Existe um certo chauvinismo em diversos apreciadores de rock progressivo relacionado ao universo italiano, como se fosse algo apartado, uma história distinta e insuperável, fazendo com que se busque esgotar todo este imenso universo antes de explorar outras fronteiras, como se a Itália fosse sinônimo da mais pura riqueza musical e primazia no gênero progressivo. Muito disso se deve justamente ao Banco Del Mutuo Soccorso, a qualidade deste grupo não cabe em palavras e todos os elogios possíveis ainda serão poucos para descrever o sentimento de se ouvir o transbordamento musical destas figuras sublimes.
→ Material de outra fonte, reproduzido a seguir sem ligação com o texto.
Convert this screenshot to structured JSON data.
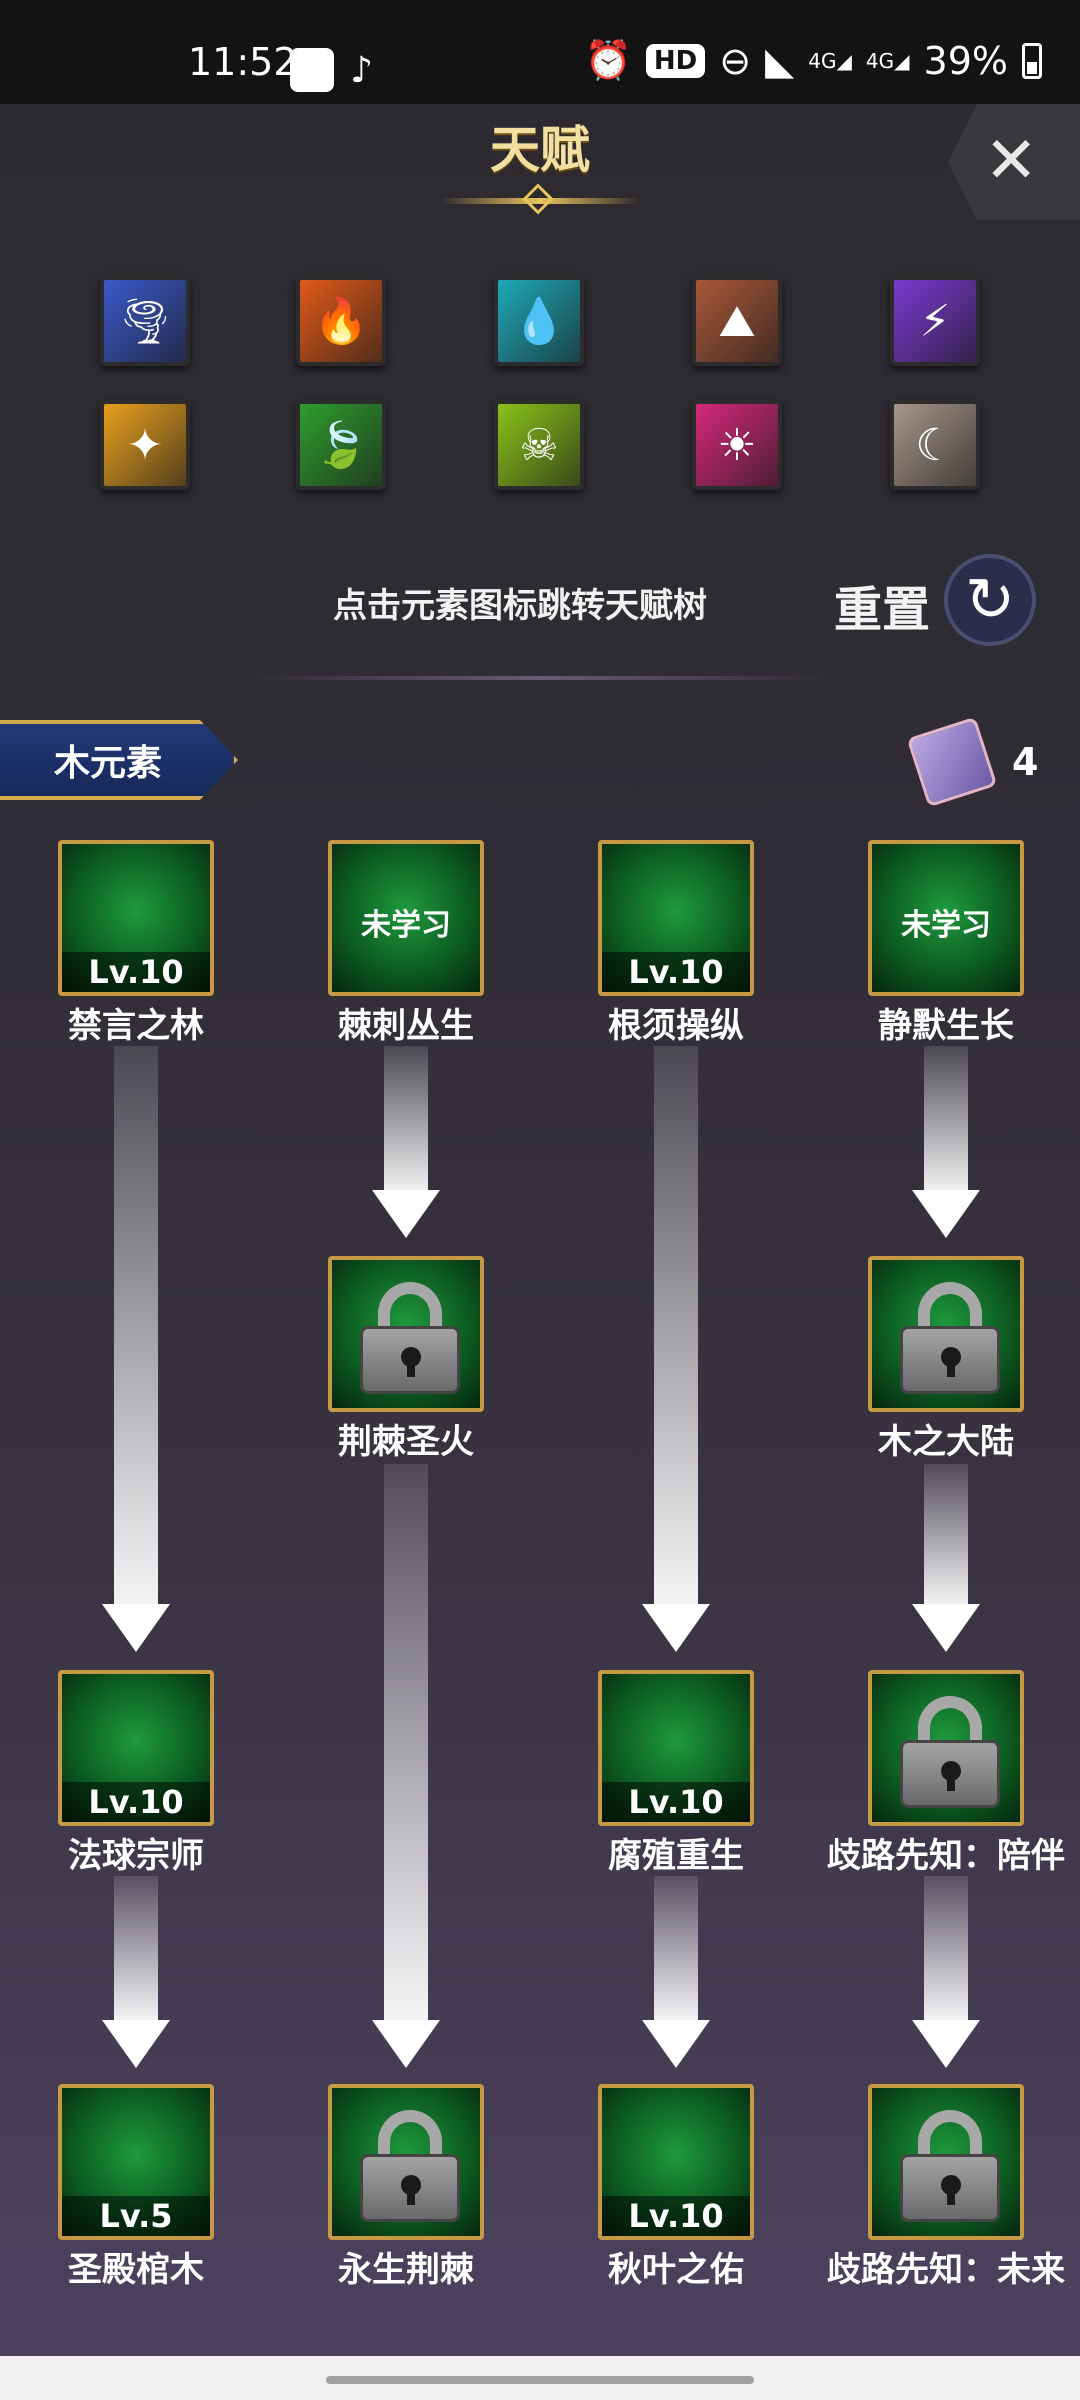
{
  "status_bar": {
    "time": "11:52",
    "signal_1": "4G",
    "signal_2": "4G",
    "battery": "39%",
    "hd_label": "HD"
  },
  "header": {
    "title": "天赋",
    "close_icon": "close-icon"
  },
  "elements": [
    {
      "name": "wind-element-icon",
      "color": "#3b58c8",
      "glyph": "🌪"
    },
    {
      "name": "fire-element-icon",
      "color": "#e05a1a",
      "glyph": "🔥"
    },
    {
      "name": "water-element-icon",
      "color": "#1fa9b8",
      "glyph": "💧"
    },
    {
      "name": "earth-element-icon",
      "color": "#a9583a",
      "glyph": "⛰"
    },
    {
      "name": "thunder-element-icon",
      "color": "#7a3ad0",
      "glyph": "⚡"
    },
    {
      "name": "light-element-icon",
      "color": "#e8a01e",
      "glyph": "✦"
    },
    {
      "name": "wood-element-icon",
      "color": "#2f9c2f",
      "glyph": "🍃"
    },
    {
      "name": "poison-element-icon",
      "color": "#8ac21a",
      "glyph": "☠"
    },
    {
      "name": "sun-element-icon",
      "color": "#d4287a",
      "glyph": "☀"
    },
    {
      "name": "moon-element-icon",
      "color": "#a8968a",
      "glyph": "☾"
    }
  ],
  "hint_text": "点击元素图标跳转天赋树",
  "reset": {
    "label": "重置",
    "icon": "redo-icon"
  },
  "tab": {
    "label": "木元素"
  },
  "scroll": {
    "icon": "talent-scroll-icon",
    "count": "4"
  },
  "nodes": [
    {
      "id": "n1",
      "name": "禁言之林",
      "level": "Lv.10",
      "locked": false
    },
    {
      "id": "n2",
      "name": "棘刺丛生",
      "unlearned": "未学习",
      "locked": false
    },
    {
      "id": "n3",
      "name": "根须操纵",
      "level": "Lv.10",
      "locked": false
    },
    {
      "id": "n4",
      "name": "静默生长",
      "unlearned": "未学习",
      "locked": false
    },
    {
      "id": "n5",
      "name": "荆棘圣火",
      "locked": true
    },
    {
      "id": "n6",
      "name": "木之大陆",
      "locked": true
    },
    {
      "id": "n7",
      "name": "法球宗师",
      "level": "Lv.10",
      "locked": false
    },
    {
      "id": "n8",
      "name": "腐殖重生",
      "level": "Lv.10",
      "locked": false
    },
    {
      "id": "n9",
      "name": "歧路先知：陪伴",
      "locked": true
    },
    {
      "id": "n10",
      "name": "圣殿棺木",
      "level": "Lv.5",
      "locked": false
    },
    {
      "id": "n11",
      "name": "永生荆棘",
      "locked": true
    },
    {
      "id": "n12",
      "name": "秋叶之佑",
      "level": "Lv.10",
      "locked": false
    },
    {
      "id": "n13",
      "name": "歧路先知：未来",
      "locked": true
    }
  ]
}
Uma grande vantagem deste dvd é que possui músicas de todos os discos do grupo até 1979, traçando um panorama adequado de toda uma década musical. 'Io Sono Nato Libero' também não poderia ficar de fora e veio representado por uma versão estupenda de 'Nom Mi Rompete'.
O encerramento fica a cargo de 'Circobanda' com os pernas de pau invadindo literalmente a platéia, ao fundo o delicioso trompete de Maltese. O dvd também traz uma longa entrevista com a figura de liderança do grupo - Vittorio Nocenzi. Mas a sensação que fica, ao assistir esta obra, é da enorme contribuição de Gianni Nocenzi para a solidificação lendária do Banco. Ah, o piano de Ginni Nocenzi!